I’d like to close by referencing a discussion between chemist/filmmaker Hamilton Morris and writer Michael Pollan which I recently listened to, concerning psychedelic drugs and the possibilities they pose for mental health treatment. In this talk, Hamilton and Michael discuss one major takeaway from recent psychedelic trials: participants have reported a heightened feeling of interconnectedness between themselves and nature. In hearing this, I instantly thought of my experience with natural dyes. Natural dyeing has allowed me to see food and nature in a whole new way. Rather than buying dye from a store, I took time to create my own, and genuinely materialize the beauty and richness of nature upon a piece of clothing, which in turn, has absolutely heightened my gratitude, and feeling of connection to the world in which we live, a feeling which some definitely need more than others. I think that investing in garments from brands like Groundcover and Story MFG and seeking natural fibers like PinaTex and Orange Fiber can absolutely have similar effects. The world must be shown the beauty and functionality of sustainable methods that are already here. I hope that in doing so, some culprits of our current crisis may have a change of heart.
Before actually starting your dye, you must treat the fabric with a fixative in order to make sure the dye will hold.
- Pre-wash your fabric, followed by a tumble/air dry
- Gather your materials for the fixative: salt for fruit material, with a ratio of 1 part salt: 16 parts water. -> Vinegar for any other natural ingredient: ratio of 1 part vinegar: 4 parts water
- Gather your pots and pans, ensuring that they will be big enough to hold your fabric, as well as the water necessary to boil your fabric with the fixative.

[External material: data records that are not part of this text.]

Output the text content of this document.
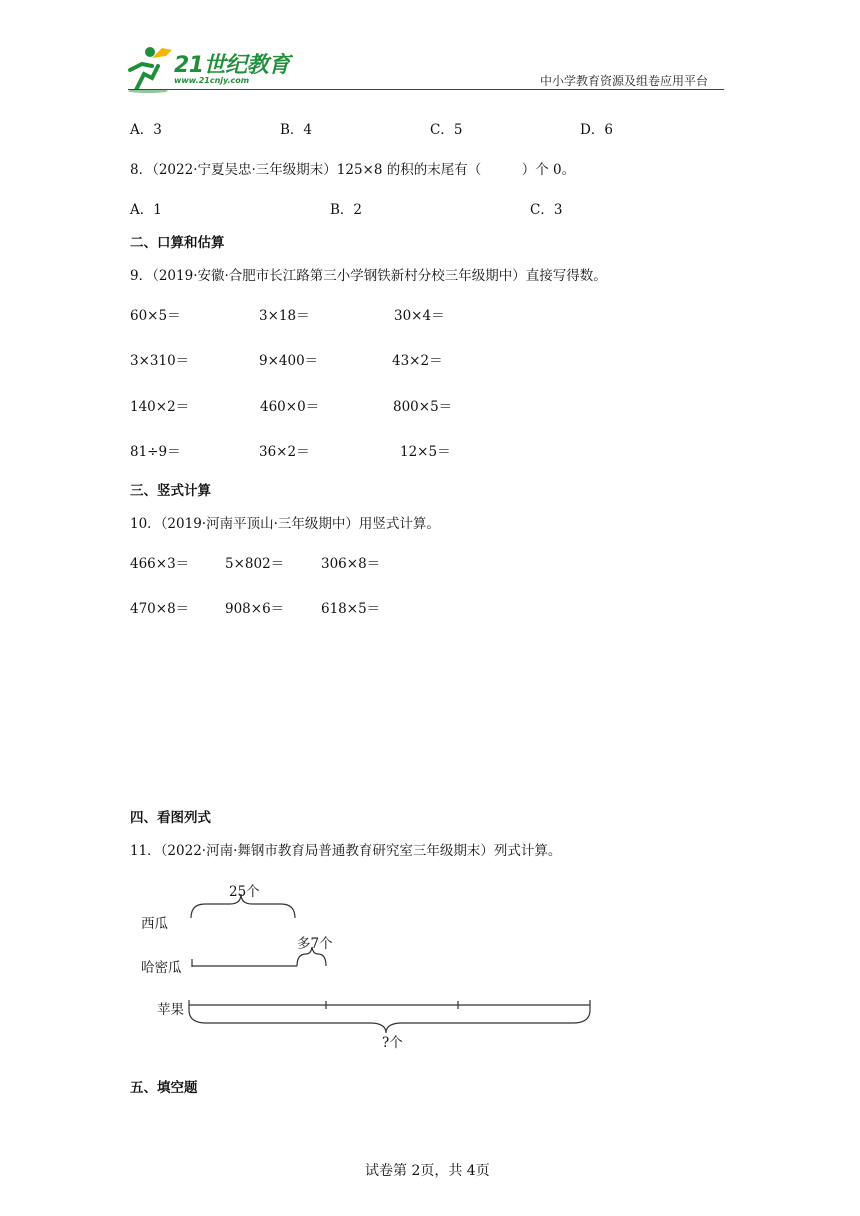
21世纪教育
www.21cnjy.com	中小学教育资源及组卷应用平台
A．3	B．4	C．5	D．6
8．（2022·宁夏吴忠·三年级期末）125×8 的积的末尾有（　　　）个 0。
A．1	B．2	C．3
二、口算和估算
9．（2019·安徽·合肥市长江路第三小学钢铁新村分校三年级期中）直接写得数。
60×5＝	3×18＝	30×4＝
3×310＝	9×400＝	43×2＝
140×2＝	460×0＝	800×5＝
81÷9＝	36×2＝	12×5＝
三、竖式计算
10．（2019·河南平顶山·三年级期中）用竖式计算。
466×3＝	5×802＝	306×8＝
470×8＝	908×6＝	618×5＝
四、看图列式
11．（2022·河南·舞钢市教育局普通教育研究室三年级期末）列式计算。
25个
西瓜
多7个
哈密瓜
苹果
?个
五、填空题
试卷第 2页，共 4页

- Place your fabric into your pots/pans, then fill with enough water to cover all of the fabric. Then, add your fixative ingredients, according to your chosen dye material, and following the set water: fixative ratios.

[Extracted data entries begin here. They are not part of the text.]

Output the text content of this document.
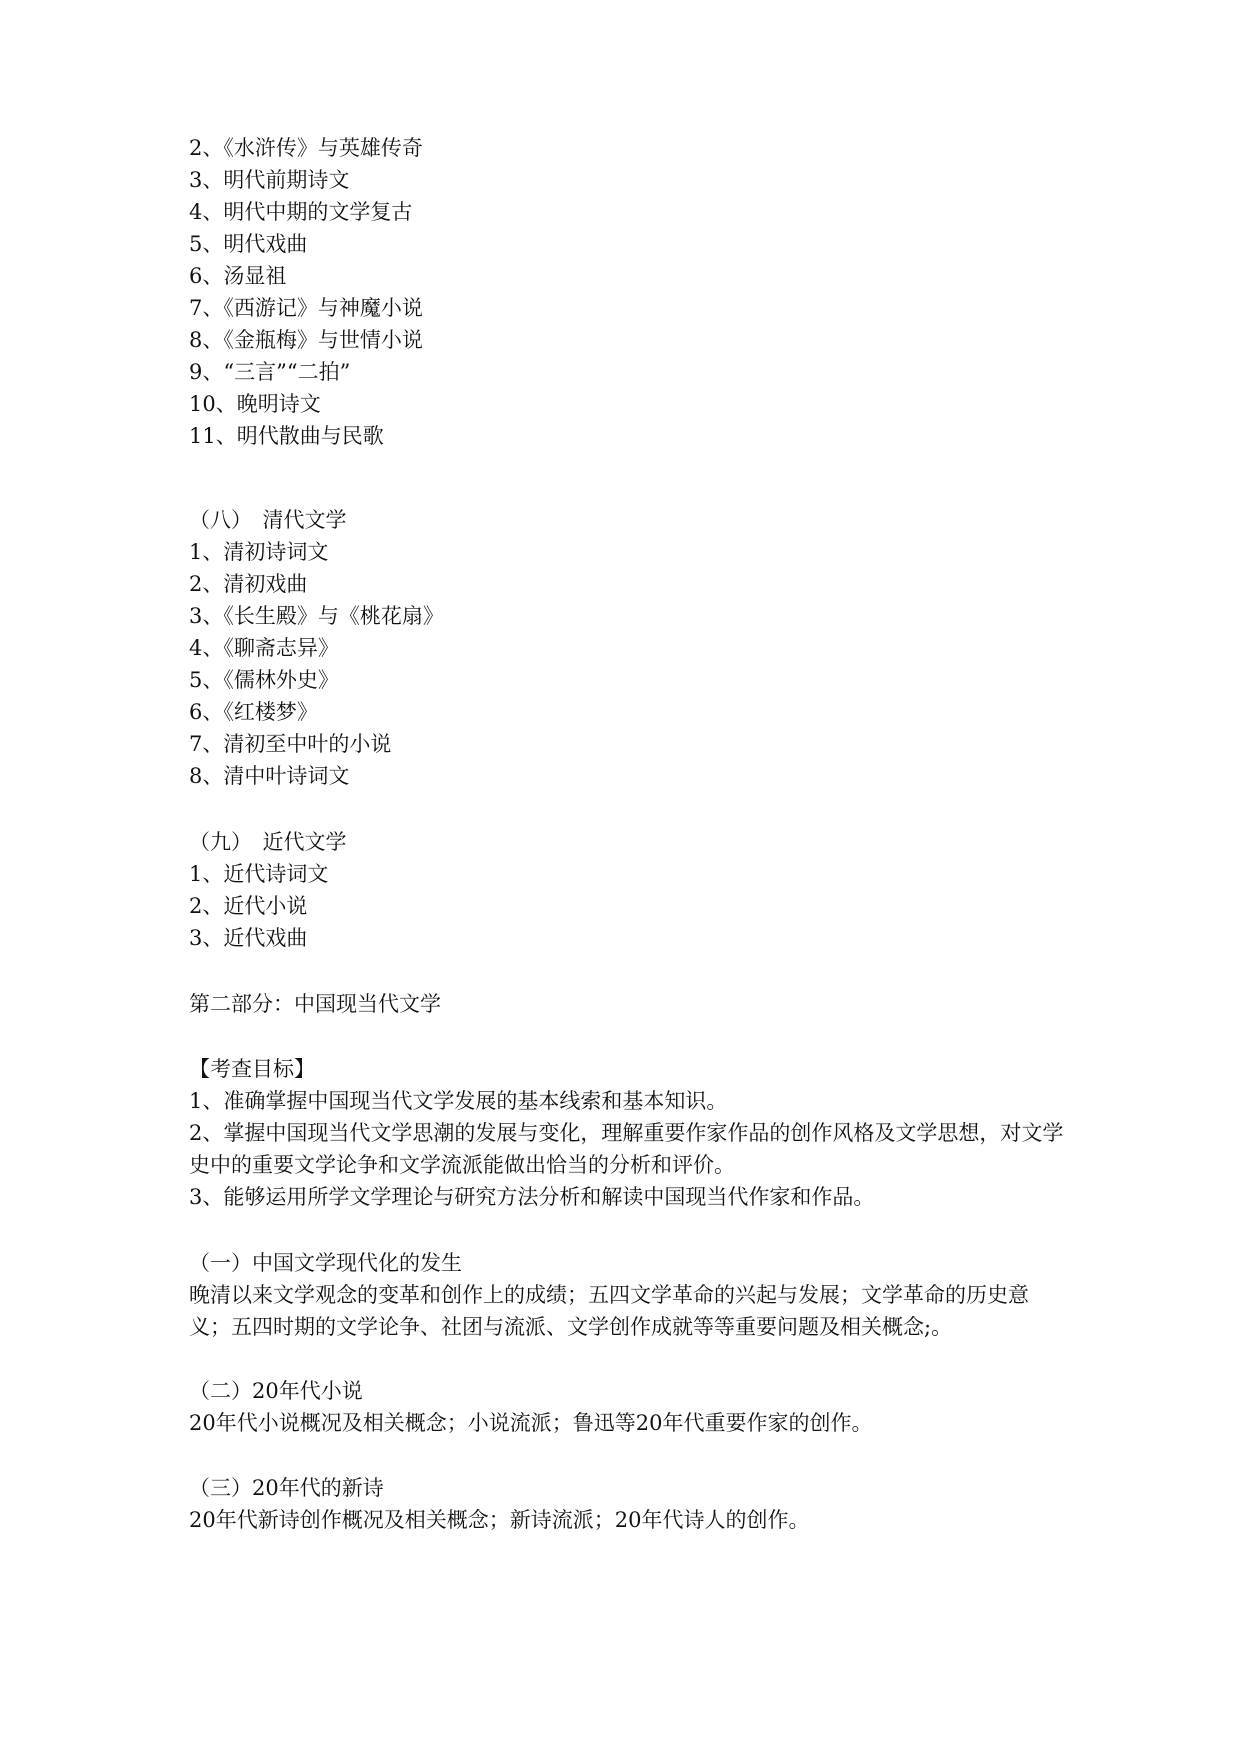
2、《水浒传》与英雄传奇
3、明代前期诗文
4、明代中期的文学复古
5、明代戏曲
6、汤显祖
7、《西游记》与神魔小说
8、《金瓶梅》与世情小说
9、“三言”“二拍”
10、晚明诗文
11、明代散曲与民歌
（八）　清代文学
1、清初诗词文
2、清初戏曲
3、《长生殿》与《桃花扇》
4、《聊斋志异》
5、《儒林外史》
6、《红楼梦》
7、清初至中叶的小说
8、清中叶诗词文
（九）　近代文学
1、近代诗词文
2、近代小说
3、近代戏曲
第二部分：中国现当代文学
【考查目标】
1、准确掌握中国现当代文学发展的基本线索和基本知识。
2、掌握中国现当代文学思潮的发展与变化，理解重要作家作品的创作风格及文学思想，对文学史中的重要文学论争和文学流派能做出恰当的分析和评价。
3、能够运用所学文学理论与研究方法分析和解读中国现当代作家和作品。
（一）中国文学现代化的发生
晚清以来文学观念的变革和创作上的成绩；五四文学革命的兴起与发展；文学革命的历史意义；五四时期的文学论争、社团与流派、文学创作成就等等重要问题及相关概念;。
（二）20年代小说
20年代小说概况及相关概念；小说流派；鲁迅等20年代重要作家的创作。
（三）20年代的新诗
20年代新诗创作概况及相关概念；新诗流派；20年代诗人的创作。
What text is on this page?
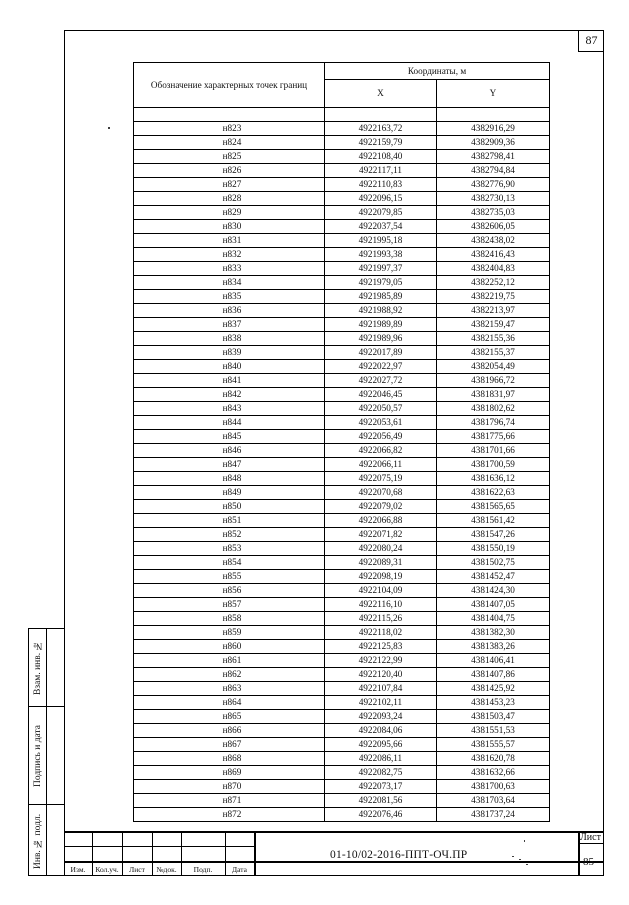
87
Взам. инв. №
Подпись и дата
Инв. № подл.
Обозначение характерных точек границ	Координаты, м	
	X	Y

н823	4922163,72	4382916,29
н824	4922159,79	4382909,36
н825	4922108,40	4382798,41
н826	4922117,11	4382794,84
н827	4922110,83	4382776,90
н828	4922096,15	4382730,13
н829	4922079,85	4382735,03
н830	4922037,54	4382606,05
н831	4921995,18	4382438,02
н832	4921993,38	4382416,43
н833	4921997,37	4382404,83
н834	4921979,05	4382252,12
н835	4921985,89	4382219,75
н836	4921988,92	4382213,97
н837	4921989,89	4382159,47
н838	4921989,96	4382155,36
н839	4922017,89	4382155,37
н840	4922022,97	4382054,49
н841	4922027,72	4381966,72
н842	4922046,45	4381831,97
н843	4922050,57	4381802,62
н844	4922053,61	4381796,74
н845	4922056,49	4381775,66
н846	4922066,82	4381701,66
н847	4922066,11	4381700,59
н848	4922075,19	4381636,12
н849	4922070,68	4381622,63
н850	4922079,02	4381565,65
н851	4922066,88	4381561,42
н852	4922071,82	4381547,26
н853	4922080,24	4381550,19
н854	4922089,31	4381502,75
н855	4922098,19	4381452,47
н856	4922104,09	4381424,30
н857	4922116,10	4381407,05
н858	4922115,26	4381404,75
н859	4922118,02	4381382,30
н860	4922125,83	4381383,26
н861	4922122,99	4381406,41
н862	4922120,40	4381407,86
н863	4922107,84	4381425,92
н864	4922102,11	4381453,23
н865	4922093,24	4381503,47
н866	4922084,06	4381551,53
н867	4922095,66	4381555,57
н868	4922086,11	4381620,78
н869	4922082,75	4381632,66
н870	4922073,17	4381700,63
н871	4922081,56	4381703,64
н872	4922076,46	4381737,24
Изм.	Кол.уч.	Лист	№док.	Подп.	Дата
01-10/02-2016-ППТ-ОЧ.ПР
Лист
85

- Simmer the fabric along with your fixative and water, also known as a mordant, for about an hour on low heat. Then remove your fabric, wring out some of the water from the fabric, and set aside the fabric in a safe spot. You’re good to dump the fixative water whatever you see fit.
(I recommend beginning these next steps as much as possible while the fixative is doing its thing)
- Gather your dye materials
- Chop up your material as fine as possible
- Place your chopped dye material into the same pots used for the fixative. Fill these pots up with enough water to cover and boil the material, as if you were making pasta.
- Return your pots (with the material and water inside) to your stovetop, and let the water simmer on low heat (2-3)
- Allow the dye to simmer on this heat for about 1-2 hours.
- Once the 1-2 hours have passed, remove your pots from the stovetop, and strain out your dye material.
- The remaining water is your dye. At this point, you may bottle the dye for direct use on fabric, or you can dye your clothing/fabric on the stovetop in your pots
- If dyeing inside pots, once you have strained out the dye material, keep the liquid dye inside it’s respective pot. Then, place your fabric inside the pot, ensuring it is fully soaked by the dye. Let the fabric simmer on very low heat for about 1-2 hours. Do not let the fabric sit for more than 2 hours on heat, as it may shrink and become damaged.
- Remove your fabric from the dye, and thoroughly rinse.
- Dispose of the dye water
- Allow fabric to air/tumble dry with no heat.